"Too big to fail."


Citigroup should be getting split apart today, but it didn't because it was deemed too big to fail.

The $25b taxpayer handout proved insufficient to stem confidence among shareholders who tripped over each other to unload their stock last week. When Lehman Brothers were allowed to crumple, the damage gained force the further it spread from the host - such was the tangle of debt. But Citi crossed every country's border, dominating financial markets in everything; from student loans to credit cards, Mortgage Backed Securities, Collateral Debt Obligations, Hedge Funds and placed massive bets on Credit Default Swaps.

If Citi had gone down then more than $3 trillion dollars in paper assets would have been exposed as worthless, affecting every country in the G20. Too big for anyone but the Chinese to buy it out, it would have taken years to sell off the individual tentacles that made up this giant.

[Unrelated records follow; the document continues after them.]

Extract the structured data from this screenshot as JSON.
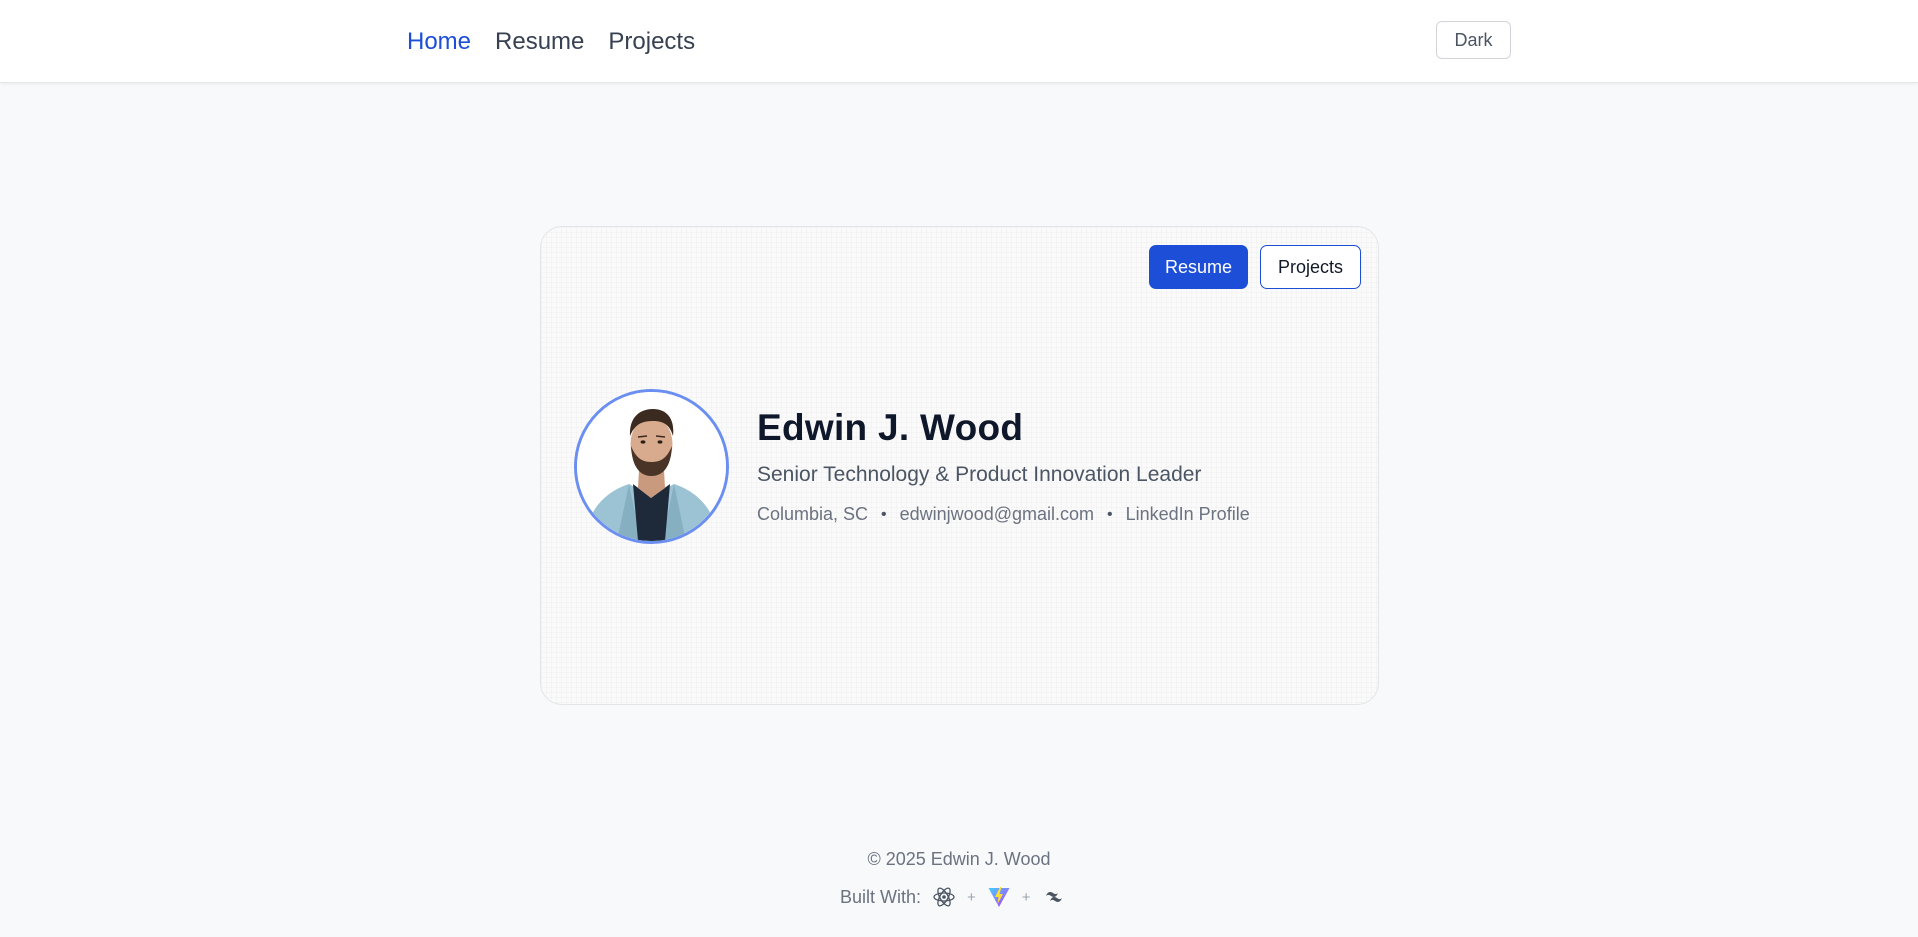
{
  "nav": {
    "items": [
      {
        "label": "Home",
        "active": true
      },
      {
        "label": "Resume",
        "active": false
      },
      {
        "label": "Projects",
        "active": false
      }
    ],
    "theme_toggle_label": "Dark"
  },
  "card": {
    "primary_button_label": "Resume",
    "secondary_button_label": "Projects",
    "name": "Edwin J. Wood",
    "title": "Senior Technology & Product Innovation Leader",
    "location": "Columbia, SC",
    "email": "edwinjwood@gmail.com",
    "linkedin_label": "LinkedIn Profile",
    "separator": "•",
    "avatar_icon": "profile-photo"
  },
  "footer": {
    "copyright": "© 2025 Edwin J. Wood",
    "built_with_label": "Built With:",
    "plus": "+",
    "tech_icons": [
      "react-icon",
      "vite-icon",
      "tailwind-icon"
    ]
  },
  "colors": {
    "accent": "#1d4ed8",
    "avatar_ring": "#6b8ff0",
    "background": "#f8f9fb",
    "heading": "#0f172a"
  }
}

Of course it helped to have Robert E. Rubin on your Board of Directors. Rubin was Treasury Secretary under Clinton and has acted as the principal advisor to Barack Obama through his election campaign and with the transition team. His proteges will run the Treasury and Federal Reserve in the next administration. Rubin also chairs the Council on Foreign Relations.

TARP, Market chaos, Automakers and Hedge Fund Managers in front of Congressional committees, and Cabinet appointments have all captured our attention while a much bigger, more dangerous game is taking place behind closed doors in Washington and New York. The Federal Reserve and Federal Deposit Insurance Corporation have pledged a further $7.76 trillion dollars to guarantee corporate short-term paper and deposits. Not in the headlines is the $139 billion in loan guarantees for General Electric (no wonder their stock went up) . Not in the headlines is a further $200 billion for Freddie Mac and Fannie Mae.

The total amount of bailouts from all Agencies would run New Zealand for 100 years or pay off half the mortgages in the United States. Incredible.

So as the United States commits the equivalent of half its GDP to saving the finance industry, the question has to be asked: Is the United States too big to fail?